Research describing patients using medicinal cannabis and its effectiveness is lacking. We aimed to describe adults with non-cancer diagnoses who are prescribed medicinal cannabis via a retrospective medical record review and assess its effectiveness and safety. From 157 Australian records, most were female (63.7%; mean age 63.0 years). Most patients had neurological (58.0%) or musculoskeletal (24.8%) conditions. Medicinal cannabis was perceived beneficial by 53.5% of patients. Mixed-effects modelling and post hoc multiple comparisons analysis showed significant changes overtime for pain, bowel problems, fatigue, difficulty sleeping, mood, quality of life (all p < 0.0001), breathing problems (p = 0.0035), and appetite (p = 0.0465) Symptom Assessment Scale scores. For the conditions, neuropathic pain/peripheral neuropathy had the highest rate of perceived benefit (66.6%), followed by Parkinson’s disease (60.9%), multiple sclerosis (60.0%), migraine (43.8%), chronic pain syndrome (42.1%), and spondylosis (40.0%).

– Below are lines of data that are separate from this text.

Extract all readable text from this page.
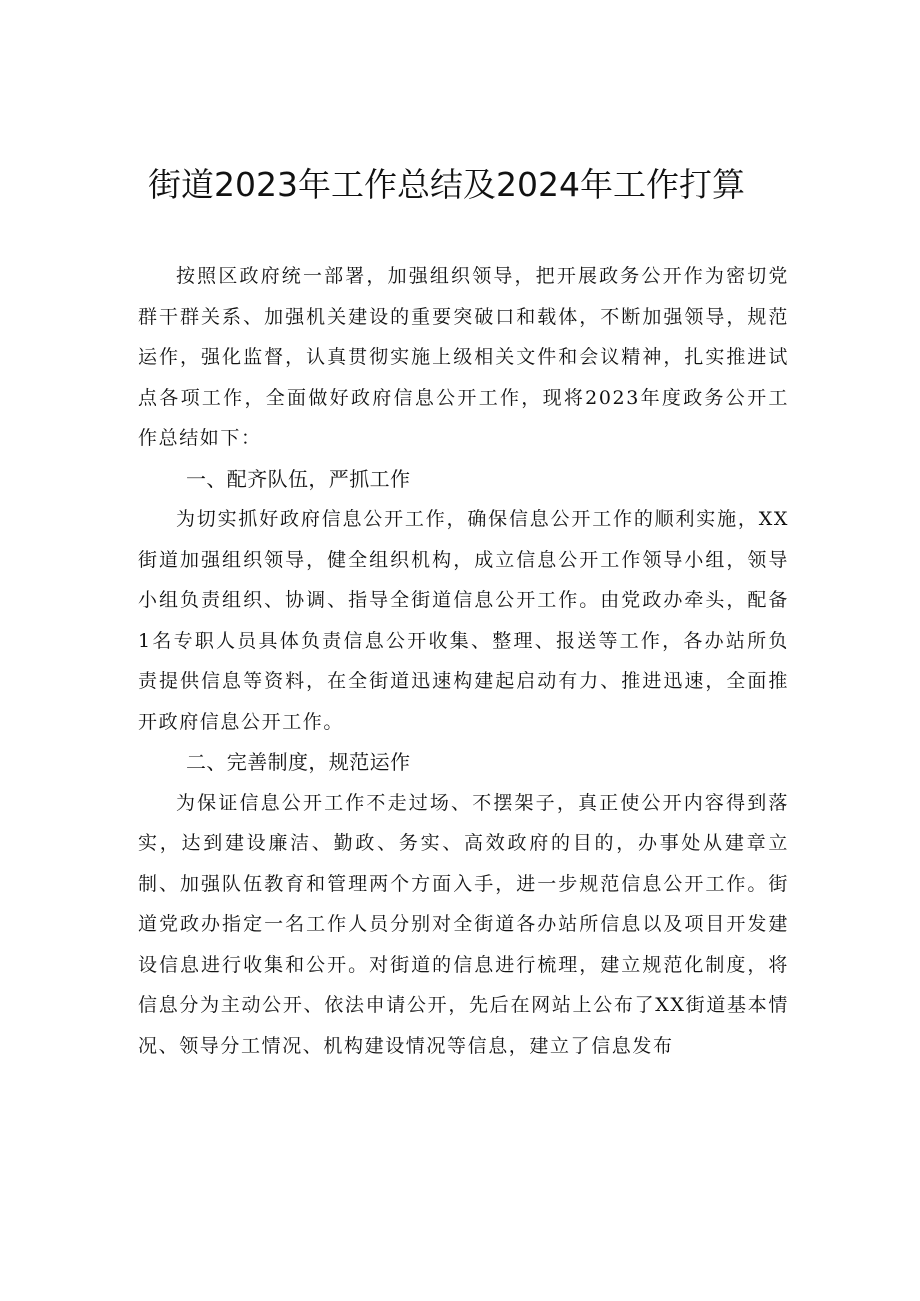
街道2023年工作总结及2024年工作打算

按照区政府统一部署，加强组织领导，把开展政务公开作为密切党群干群关系、加强机关建设的重要突破口和载体，不断加强领导，规范运作，强化监督，认真贯彻实施上级相关文件和会议精神，扎实推进试点各项工作，全面做好政府信息公开工作，现将2023年度政务公开工作总结如下：

一、配齐队伍，严抓工作

为切实抓好政府信息公开工作，确保信息公开工作的顺利实施，XX街道加强组织领导，健全组织机构，成立信息公开工作领导小组，领导小组负责组织、协调、指导全街道信息公开工作。由党政办牵头，配备1名专职人员具体负责信息公开收集、整理、报送等工作，各办站所负责提供信息等资料，在全街道迅速构建起启动有力、推进迅速，全面推开政府信息公开工作。

二、完善制度，规范运作

为保证信息公开工作不走过场、不摆架子，真正使公开内容得到落实，达到建设廉洁、勤政、务实、高效政府的目的，办事处从建章立制、加强队伍教育和管理两个方面入手，进一步规范信息公开工作。街道党政办指定一名工作人员分别对全街道各办站所信息以及项目开发建设信息进行收集和公开。对街道的信息进行梳理，建立规范化制度，将信息分为主动公开、依法申请公开，先后在网站上公布了XX街道基本情况、领导分工情况、机构建设情况等信息，建立了信息发布
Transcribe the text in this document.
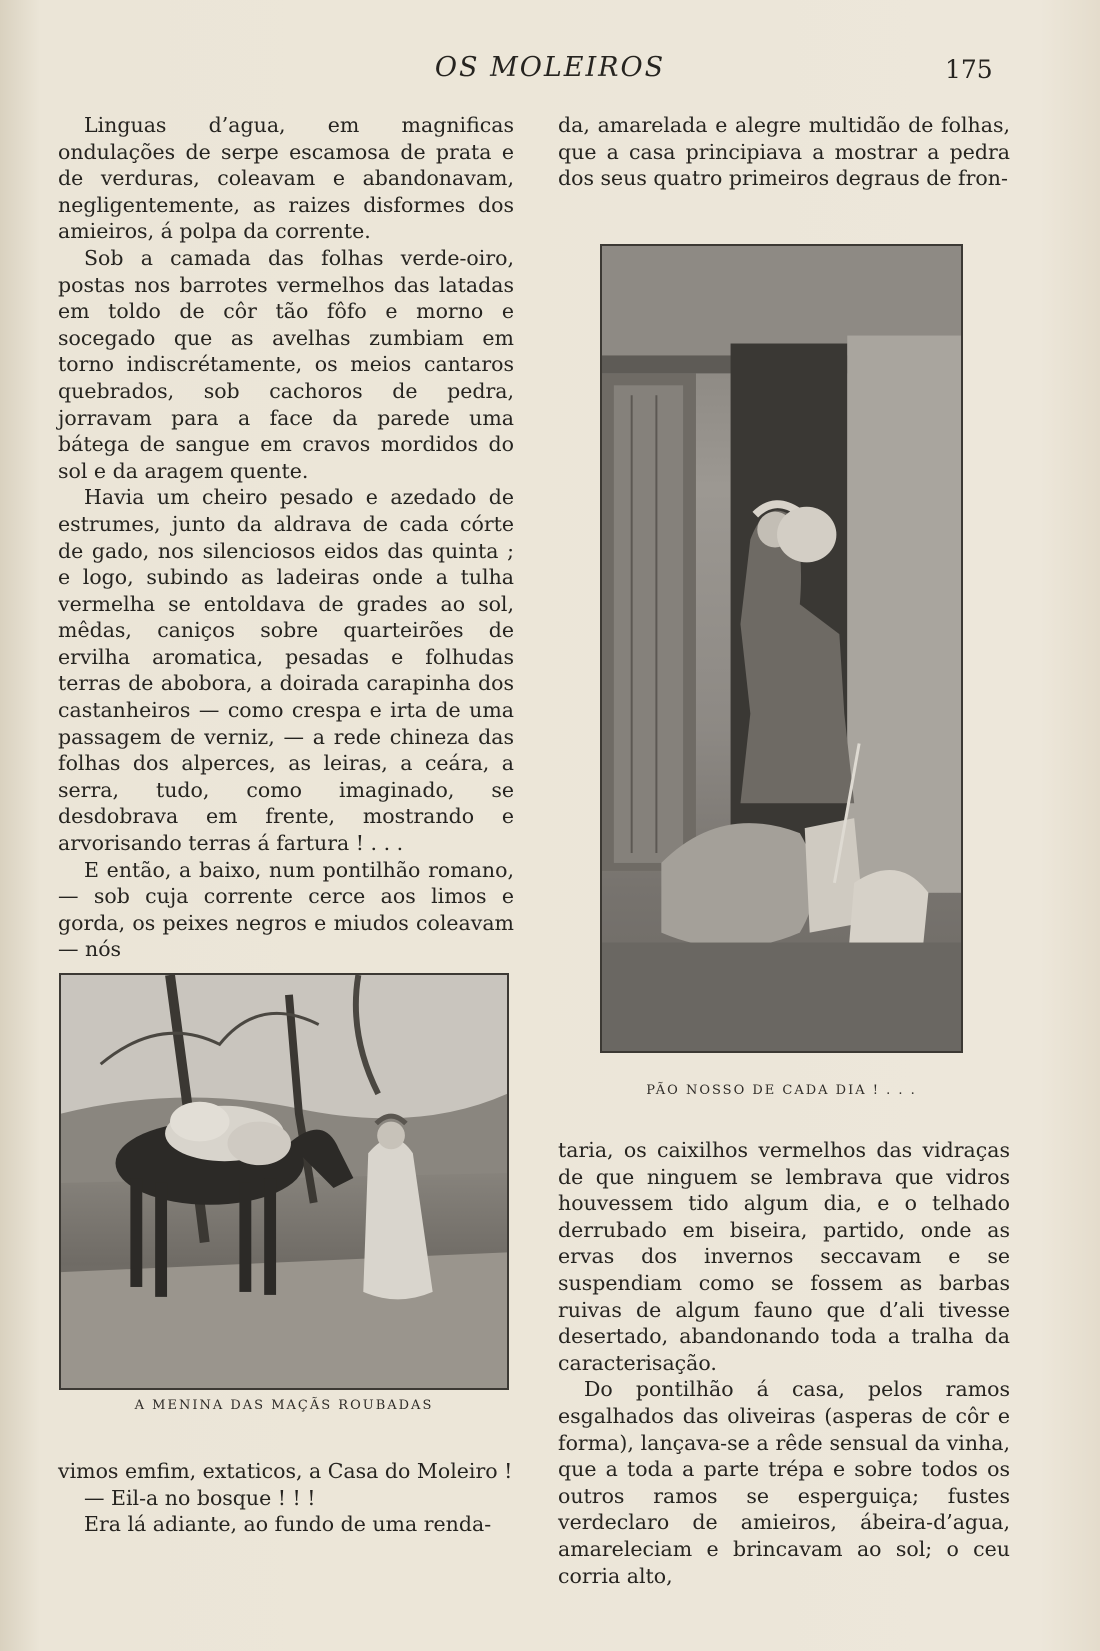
OS MOLEIROS	175

Linguas d’agua, em magnificas ondulações de serpe escamosa de prata e de verduras, coleavam e abandonavam, negligentemente, as raizes disformes dos amieiros, á polpa da corrente.

Sob a camada das folhas verde-oiro, postas nos barrotes vermelhos das latadas em toldo de côr tão fôfo e morno e socegado que as avelhas zumbiam em torno indiscrétamente, os meios cantaros quebrados, sob cachoros de pedra, jorravam para a face da parede uma bátega de sangue em cravos mordidos do sol e da aragem quente.

Havia um cheiro pesado e azedado de estrumes, junto da aldrava de cada córte de gado, nos silenciosos eidos das quinta ; e logo, subindo as ladeiras onde a tulha vermelha se entoldava de grades ao sol, mêdas, caniços sobre quarteirões de ervilha aromatica, pesadas e folhudas terras de abobora, a doirada carapinha dos castanheiros — como crespa e irta de uma passagem de verniz, — a rede chineza das folhas dos alperces, as leiras, a ceára, a serra, tudo, como imaginado, se desdobrava em frente, mostrando e arvorisando terras á fartura ! . . .

E então, a baixo, num pontilhão romano, — sob cuja corrente cerce aos limos e gorda, os peixes negros e miudos coleavam — nós

A MENINA DAS MAÇÃS ROUBADAS

vimos emfim, extaticos, a Casa do Moleiro !

— Eil-a no bosque ! ! !

Era lá adiante, ao fundo de uma renda-

da, amarelada e alegre multidão de folhas, que a casa principiava a mostrar a pedra dos seus quatro primeiros degraus de fron-

PÃO NOSSO DE CADA DIA ! . . .

taria, os caixilhos vermelhos das vidraças de que ninguem se lembrava que vidros houvessem tido algum dia, e o telhado derrubado em biseira, partido, onde as ervas dos invernos seccavam e se suspendiam como se fossem as barbas ruivas de algum fauno que d’ali tivesse desertado, abandonando toda a tralha da caracterisação.

Do pontilhão á casa, pelos ramos esgalhados das oliveiras (asperas de côr e forma), lançava-se a rêde sensual da vinha, que a toda a parte trépa e sobre todos os outros ramos se esperguiça; fustes verdeclaro de amieiros, ábeira-d’agua, amareleciam e brincavam ao sol; o ceu corria alto,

For the indications, medicinal cannabis had the greatest perceived effect on sleep (80.0%), followed by pain (51.5%), and muscle spasm (50%). Oral oil preparations of balanced delta-9-tetrahydrocannabinol/cannabidiol (average post-titration dose of 16.9 mg and 34.8 mg per day, respectively) were mainly prescribed. Somnolence was the most frequently reported side effect (21%). This study supports medicinal cannabis’ potential to safely treat non-cancer chronic conditions and indications.


DOI: 10.3390/jcm12041483


Morris, M., Chye, R., Liu, Z., Agar, M., & Razmovski-Naumovski, V. (2023). A Retrospective Medical Record Review of Adults with Non-Cancer Diagnoses Prescribed Medicinal Cannabis. Journal of Clinical Medicine, 12(4), 1483.